Ces gouttes d’eau, cette bruine sans nuages sont l’annonce de l’été à Buenos Aires. Plus tard viendra la surconsommation et les coupures de courant. Le système électrique de la ville n’est pas fait pour satisfaire une telle avidité de fraîcheur.
Le soleil est déjà haut quand je sors de la maison, mais ce n’est pas ce qui surprend le plus ma peau. Marcher sur le trottoir c’est comme entrer dans un nuage de vapeur, comme si à chaque pas, je pénétrais un peu plus à l’intérieur d’une cocotte minute. L’humidité tiède enveloppe tout et, en quelques secondes, je ne suis plus que sueur. Pur liquide qui coule entre mes omoplates. Maintenant c’est midi et je suis sur le chemin du retour. C’est l’heure de la sieste.
Je traverse le coeur du quartier de Parque Chas, loin des grandes avenues. Tout est immobile, comme en suspens. Il n’y a pas d’ombre dans ce quartier à l’architecture traditionnelle, seulement des maisons basses, avec des toits terrasse, toutes différentes et similaires à la fois. Je ne vois personne. On devine seulement la présence humaine par une porte entrouverte, la rumeur d’un balai contre un sol, une radio allumée. Je jette un regard curieux à travers une fenêtre ouverte. Au fond, derrière la salle obscure et fraîche, j’aperçois la clarté d’un patio aux murs blancs, rempli de lumière et de plantes. Et je suis prise d’une envie subite de m’y installer, entre les pothos, et de somnoler sur une chaise longue.
Maintenant, les cigales sont tranquilles, elles ont l’habitude de chanter à l’heure de la sieste. Même si elle ne le font pas toujours, ici, en ville. Les cigales de Buenos Aires sont différentes de celles du sud de la France. Elles chantent une seule fois, un cri long qui monte comme une sirène. Mais quand elle s’y mettent elles sont également entêtantes. La nuit est en train de tomber et elles se sont tues. Malgré la température que dégage encore la chaussée, l’air est doux et tiède.
Les cigales de Buenos Aires sont différentes de celles du sud de la France.
Je suis en train d’arroser les plantes de ma terrasse. Le géranium blanc est mon point de référence dans la semi obscurité. A cette heure-ci, le boulanger d’en face a fermé le magasin, il a installé des chaises sur le trottoir et il s’est réuni avec les voisins. J’entends leur voix, des rires, un enfant qui court et pousse des cris aigus. Le basilic que je viens d’arroser me remercie avec son parfum et il se mélange avec celui de la menthe que je viens de toucher du bout des doigts.

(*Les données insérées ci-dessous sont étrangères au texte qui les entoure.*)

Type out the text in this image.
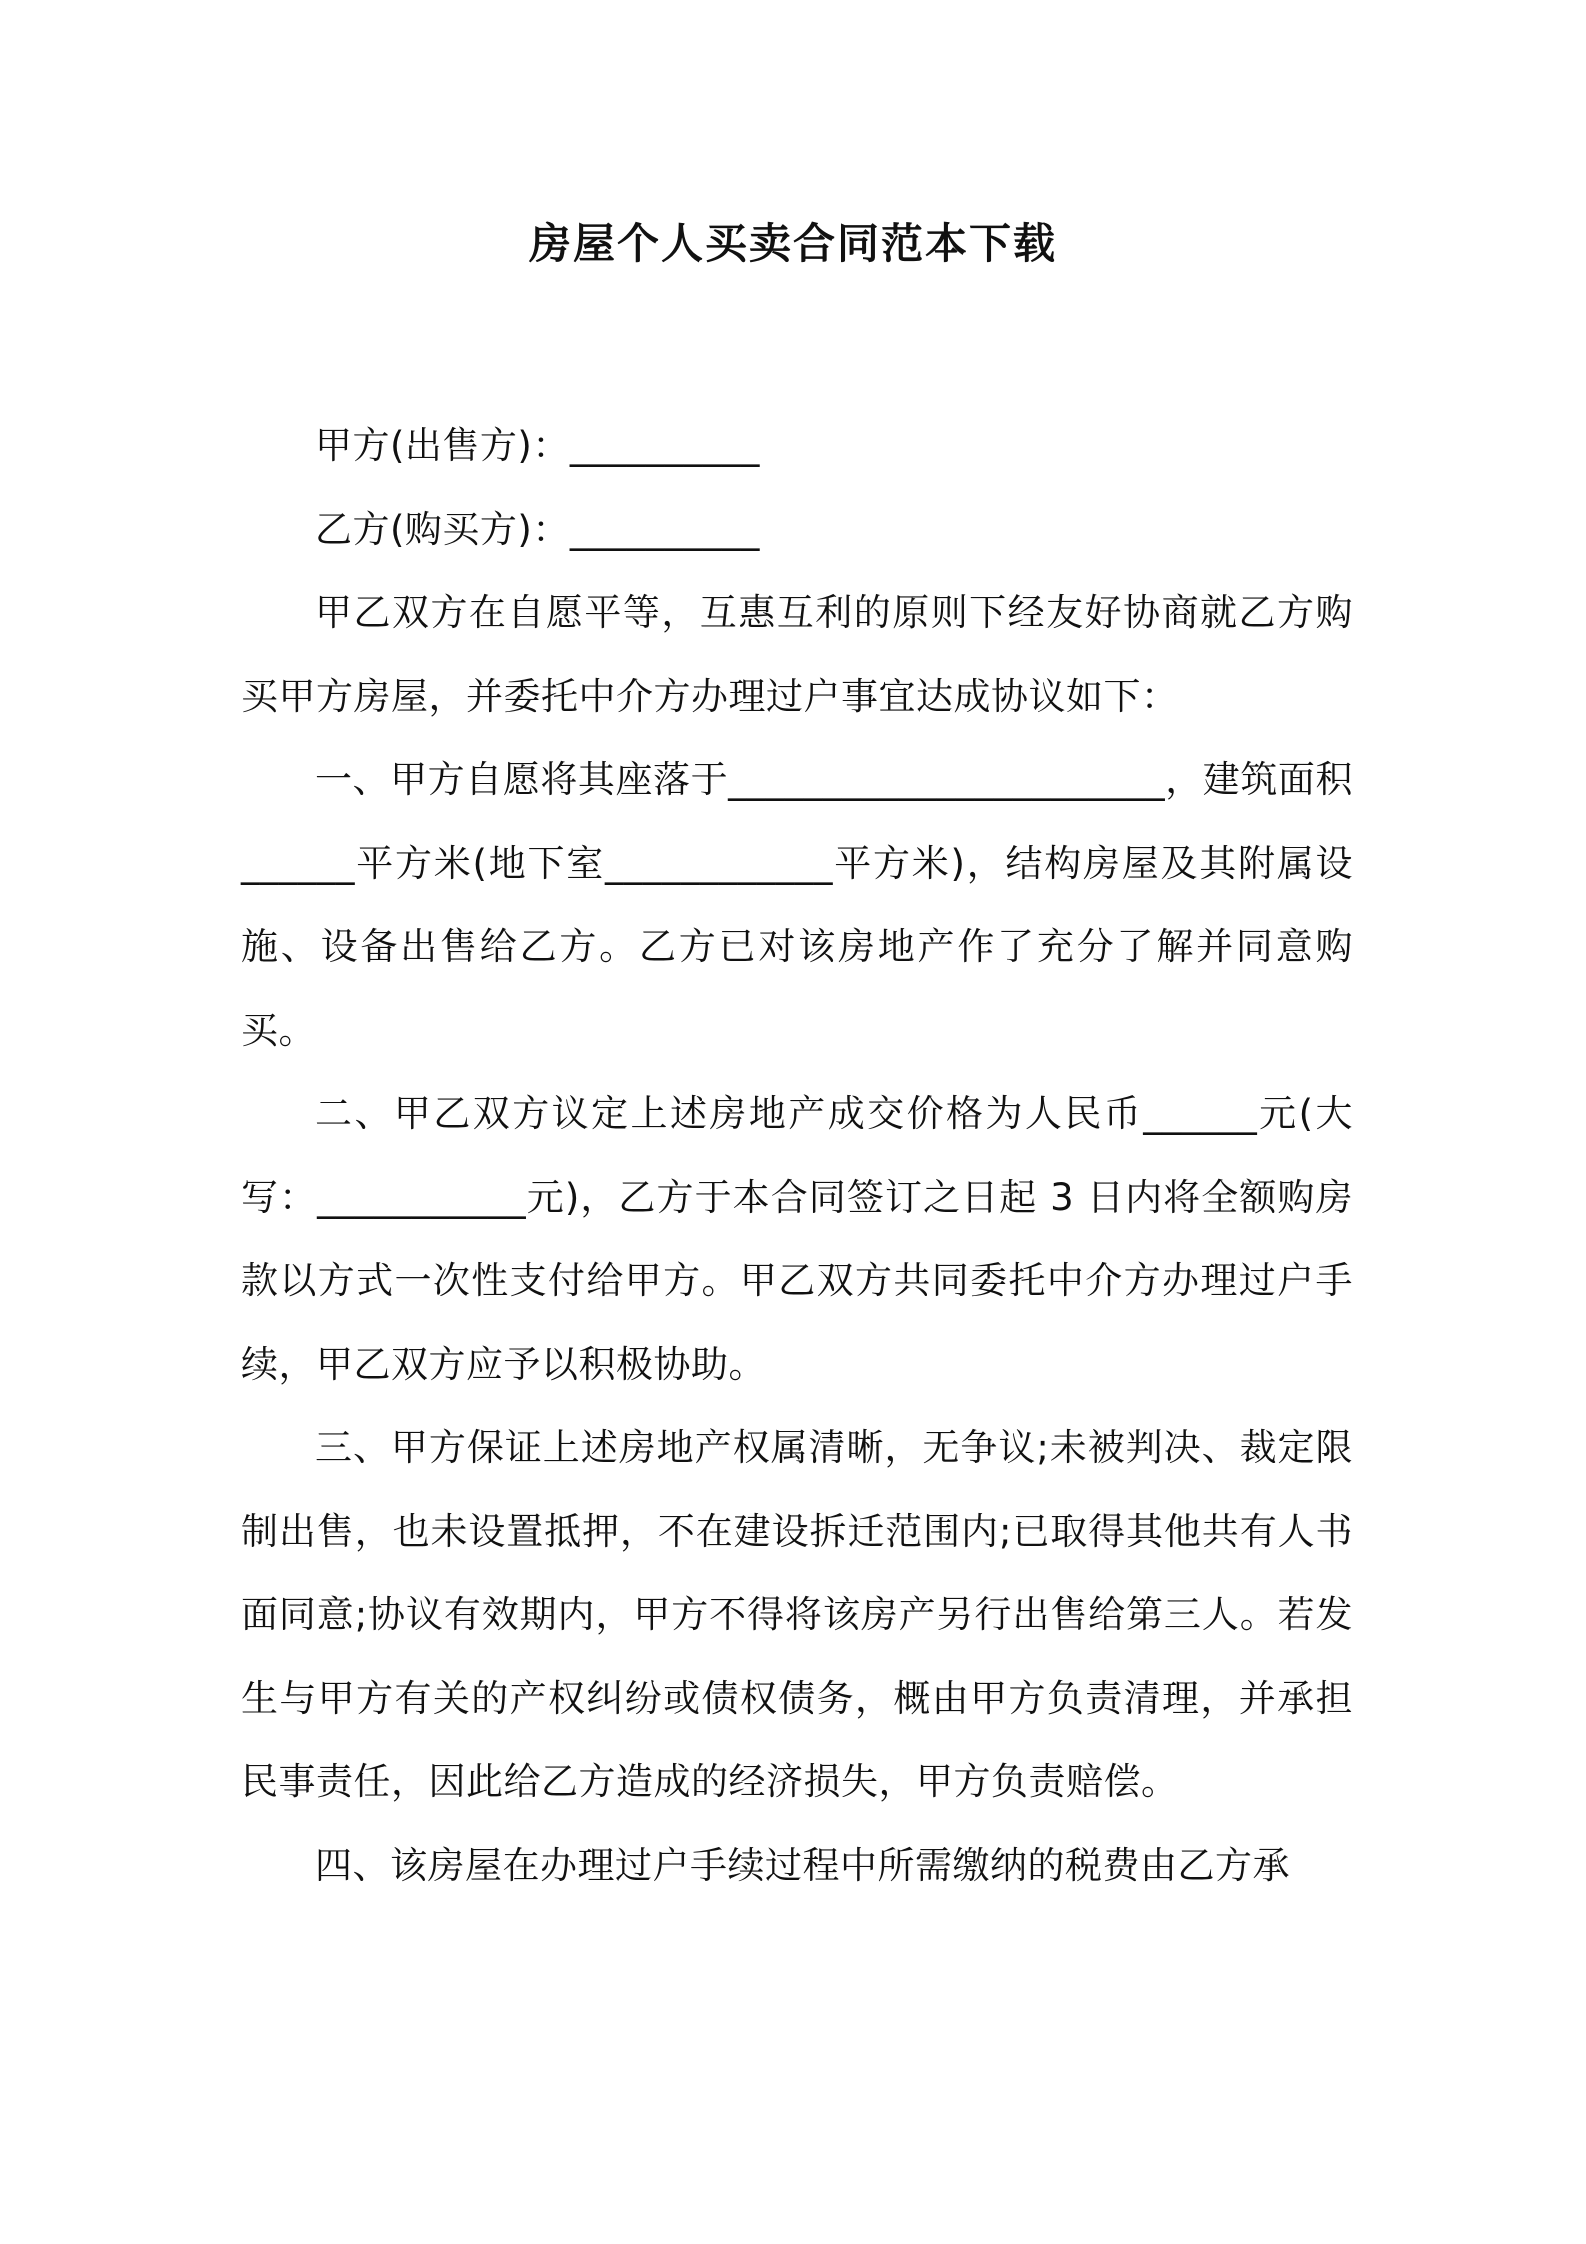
房屋个人买卖合同范本下载

甲方(出售方)：__________

乙方(购买方)：__________

甲乙双方在自愿平等，互惠互利的原则下经友好协商就乙方购买甲方房屋，并委托中介方办理过户事宜达成协议如下：

一、甲方自愿将其座落于_______________________，建筑面积______平方米(地下室____________平方米)，结构房屋及其附属设施、设备出售给乙方。乙方已对该房地产作了充分了解并同意购买。

二、甲乙双方议定上述房地产成交价格为人民币______元(大写：___________元)，乙方于本合同签订之日起 3 日内将全额购房款以方式一次性支付给甲方。甲乙双方共同委托中介方办理过户手续，甲乙双方应予以积极协助。

三、甲方保证上述房地产权属清晰，无争议;未被判决、裁定限制出售，也未设置抵押，不在建设拆迁范围内;已取得其他共有人书面同意;协议有效期内，甲方不得将该房产另行出售给第三人。若发生与甲方有关的产权纠纷或债权债务，概由甲方负责清理，并承担民事责任，因此给乙方造成的经济损失，甲方负责赔偿。

四、该房屋在办理过户手续过程中所需缴纳的税费由乙方承
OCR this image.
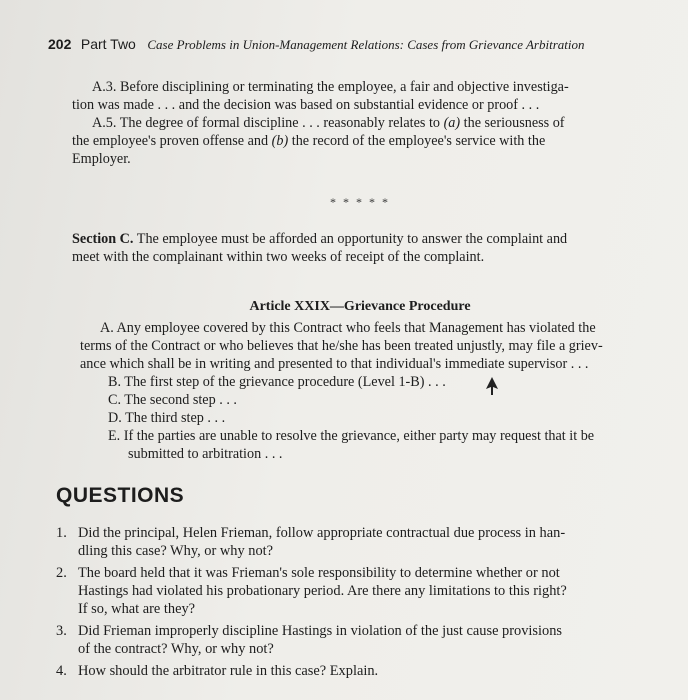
202 Part Two Case Problems in Union-Management Relations: Cases from Grievance Arbitration

A.3. Before disciplining or terminating the employee, a fair and objective investiga-

tion was made . . . and the decision was based on substantial evidence or proof . . .

A.5. The degree of formal discipline . . . reasonably relates to (a) the seriousness of

the employee's proven offense and (b) the record of the employee's service with the

Employer.

* * * * *

Section C. The employee must be afforded an opportunity to answer the complaint and

meet with the complainant within two weeks of receipt of the complaint.

Article XXIX—Grievance Procedure

A. Any employee covered by this Contract who feels that Management has violated the

terms of the Contract or who believes that he/she has been treated unjustly, may file a griev-

ance which shall be in writing and presented to that individual's immediate supervisor . . .

B. The first step of the grievance procedure (Level 1-B) . . .

C. The second step . . .

D. The third step . . .

E. If the parties are unable to resolve the grievance, either party may request that it be

submitted to arbitration . . .

QUESTIONS
1. Did the principal, Helen Frieman, follow appropriate contractual due process in han-
dling this case? Why, or why not?
2. The board held that it was Frieman's sole responsibility to determine whether or not
Hastings had violated his probationary period. Are there any limitations to this right?
If so, what are they?
3. Did Frieman improperly discipline Hastings in violation of the just cause provisions
of the contract? Why, or why not?
4. How should the arbitrator rule in this case? Explain.
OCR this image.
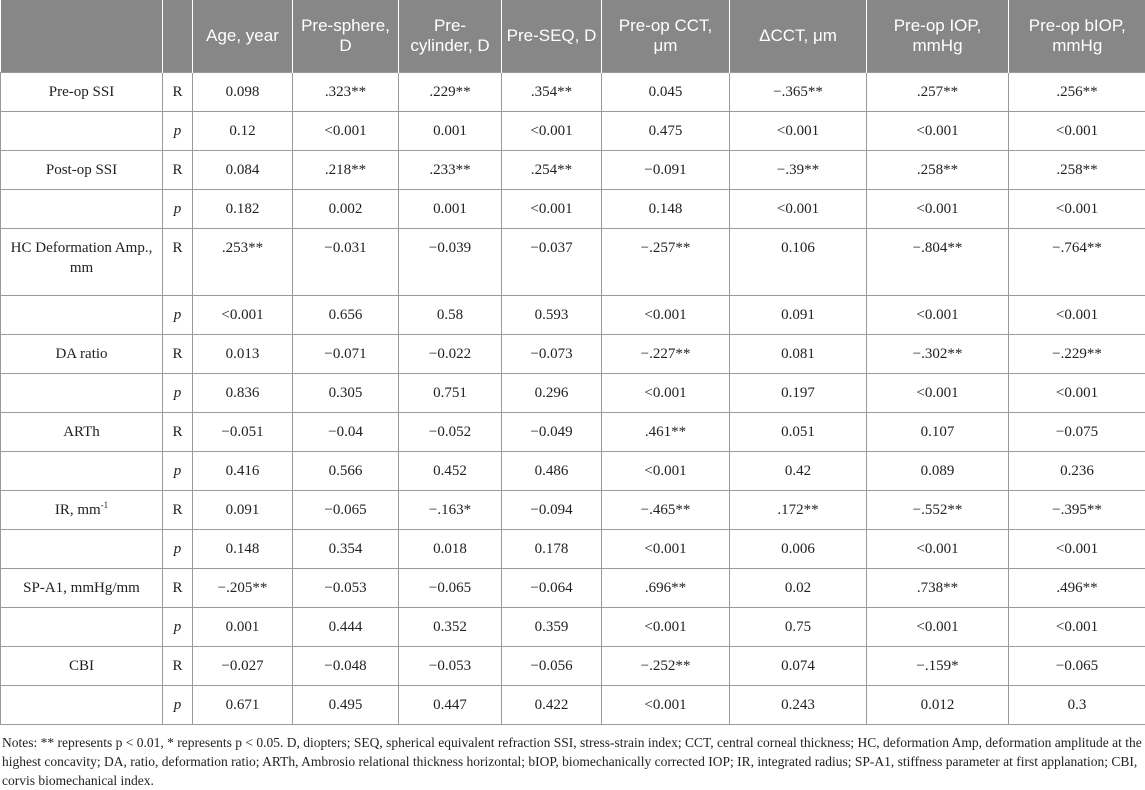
		Age, year	Pre-sphere, D	Pre-cylinder, D	Pre-SEQ, D	Pre-op CCT, μm	ΔCCT, μm	Pre-op IOP, mmHg	Pre-op bIOP, mmHg
Pre-op SSI	R	0.098	.323**	.229**	.354**	0.045	−.365**	.257**	.256**
	p	0.12	<0.001	0.001	<0.001	0.475	<0.001	<0.001	<0.001
Post-op SSI	R	0.084	.218**	.233**	.254**	−0.091	−.39**	.258**	.258**
	p	0.182	0.002	0.001	<0.001	0.148	<0.001	<0.001	<0.001
HC Deformation Amp., mm	R	.253**	−0.031	−0.039	−0.037	−.257**	0.106	−.804**	−.764**
	p	<0.001	0.656	0.58	0.593	<0.001	0.091	<0.001	<0.001
DA ratio	R	0.013	−0.071	−0.022	−0.073	−.227**	0.081	−.302**	−.229**
	p	0.836	0.305	0.751	0.296	<0.001	0.197	<0.001	<0.001
ARTh	R	−0.051	−0.04	−0.052	−0.049	.461**	0.051	0.107	−0.075
	p	0.416	0.566	0.452	0.486	<0.001	0.42	0.089	0.236
IR, $mm^{-1}$	R	0.091	−0.065	−.163*	−0.094	−.465**	.172**	−.552**	−.395**
	p	0.148	0.354	0.018	0.178	<0.001	0.006	<0.001	<0.001
SP-A1, mmHg/mm	R	−.205**	−0.053	−0.065	−0.064	.696**	0.02	.738**	.496**
	p	0.001	0.444	0.352	0.359	<0.001	0.75	<0.001	<0.001
CBI	R	−0.027	−0.048	−0.053	−0.056	−.252**	0.074	−.159*	−0.065
	p	0.671	0.495	0.447	0.422	<0.001	0.243	0.012	0.3
Notes: ** represents p < 0.01, * represents p < 0.05. D, diopters; SEQ, spherical equivalent refraction SSI, stress-strain index; CCT, central corneal thickness; HC, deformation Amp, deformation amplitude at the highest concavity; DA, ratio, deformation ratio; ARTh, Ambrosio relational thickness horizontal; bIOP, biomechanically corrected IOP; IR, integrated radius; SP-A1, stiffness parameter at first applanation; CBI, corvis biomechanical index.
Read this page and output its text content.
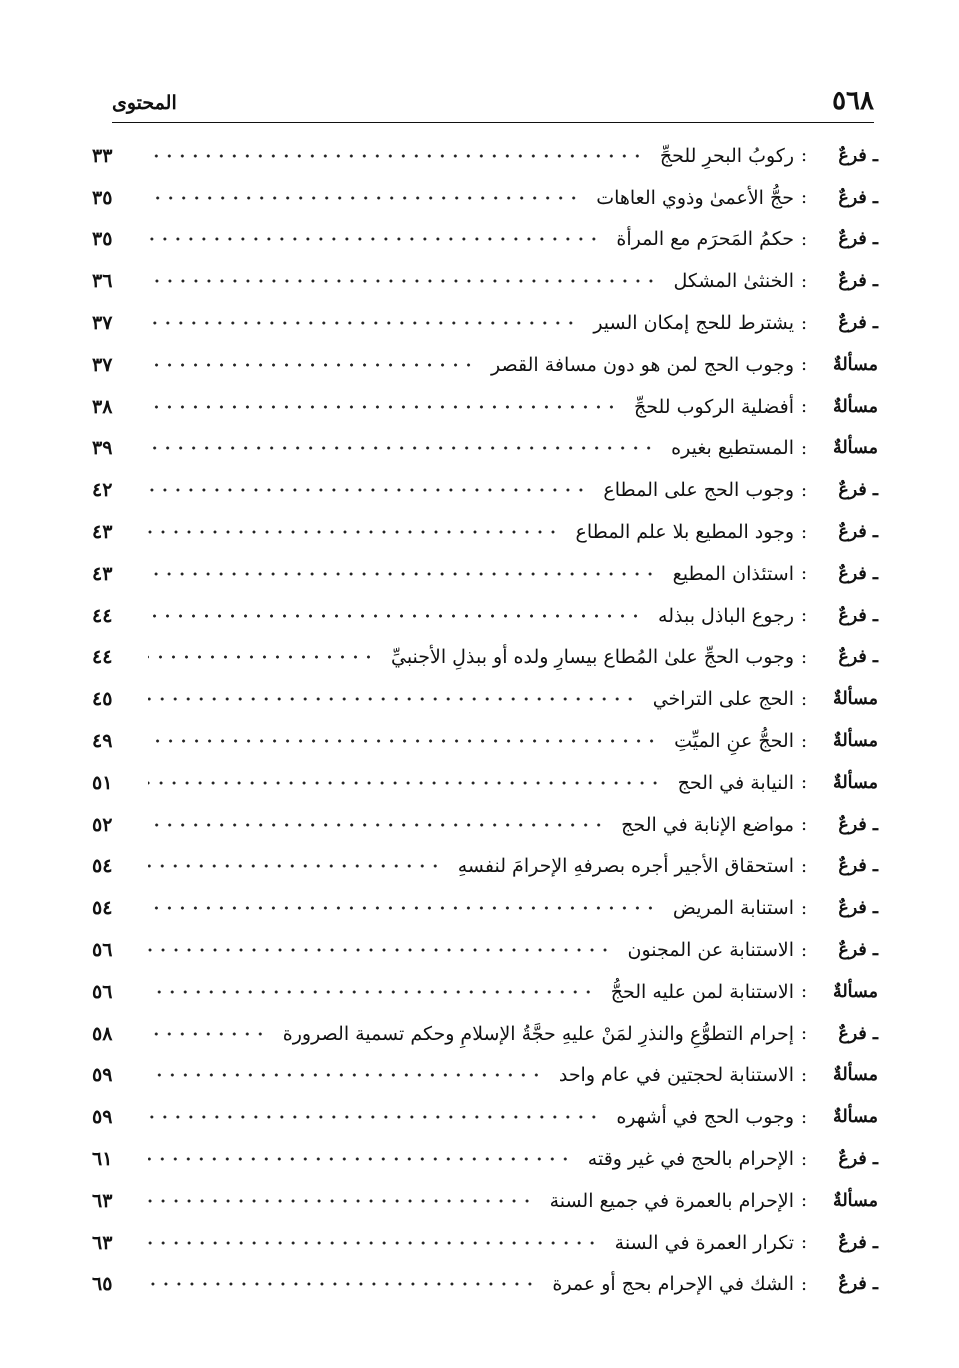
٥٦٨
المحتوى
ـ فرعٌ
:
ركوبُ البحرِ للحجِّ
٣٣
ـ فرعٌ
:
حجُّ الأعمىٰ وذوي العاهات
٣٥
ـ فرعٌ
:
حكمُ المَحرَم مع المرأة
٣٥
ـ فرعٌ
:
الخنثىٰ المشكل
٣٦
ـ فرعٌ
:
يشترط للحج إمكان السير
٣٧
مسألةٌ
:
وجوب الحج لمن هو دون مسافة القصر
٣٧
مسألةٌ
:
أفضلية الركوب للحجِّ
٣٨
مسألةٌ
:
المستطيع بغيره
٣٩
ـ فرعٌ
:
وجوب الحج على المطاع
٤٢
ـ فرعٌ
:
وجود المطيع بلا علم المطاع
٤٣
ـ فرعٌ
:
استئذان المطيع
٤٣
ـ فرعٌ
:
رجوع الباذل ببذله
٤٤
ـ فرعٌ
:
وجوب الحجِّ علىٰ المُطاع بيسارِ ولده أو ببذلِ الأجنبيِّ
٤٤
مسألةٌ
:
الحج على التراخي
٤٥
مسألةٌ
:
الحجُّ عنِ الميِّتِ
٤٩
مسألةٌ
:
النيابة في الحج
٥١
ـ فرعٌ
:
مواضع الإنابة في الحج
٥٢
ـ فرعٌ
:
استحقاق الأجير أجره بصرفهِ الإحرامَ لنفسهِ
٥٤
ـ فرعٌ
:
استنابة المريض
٥٤
ـ فرعٌ
:
الاستنابة عن المجنون
٥٦
مسألةٌ
:
الاستنابة لمن عليه الحجُّ
٥٦
ـ فرعٌ
:
إحرام التطوُّعِ والنذرِ لمَنْ عليهِ حجَّةُ الإسلامِ وحكم تسمية الصرورة
٥٨
مسألةٌ
:
الاستنابة لحجتين في عام واحد
٥٩
مسألةٌ
:
وجوب الحج في أشهره
٥٩
ـ فرعٌ
:
الإحرام بالحج في غير وقته
٦١
مسألةٌ
:
الإحرام بالعمرة في جميع السنة
٦٣
ـ فرعٌ
:
تكرار العمرة في السنة
٦٣
ـ فرعٌ
:
الشك في الإحرام بحج أو عمرة
٦٥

Une légère brise se lève, un vent à peine perceptible. Elle charrie d’autres rires, d’autres voix, il y a d’autres personnes sur leur balcon même si je ne peux pas les voir de là où je suis. Mais surtout elle charrie ce fumet, cette odeur de viande grillée. Sans savoir pourquoi, celle me rend contente. Cela me rappelle les vacances et la saucissonnade des fêtes de mon village. A Buenos Aires c’est l’odeur de l’été par excellence, l’odeur de la ville quand le temps est au beau. Et le climat est plutôt clément ici.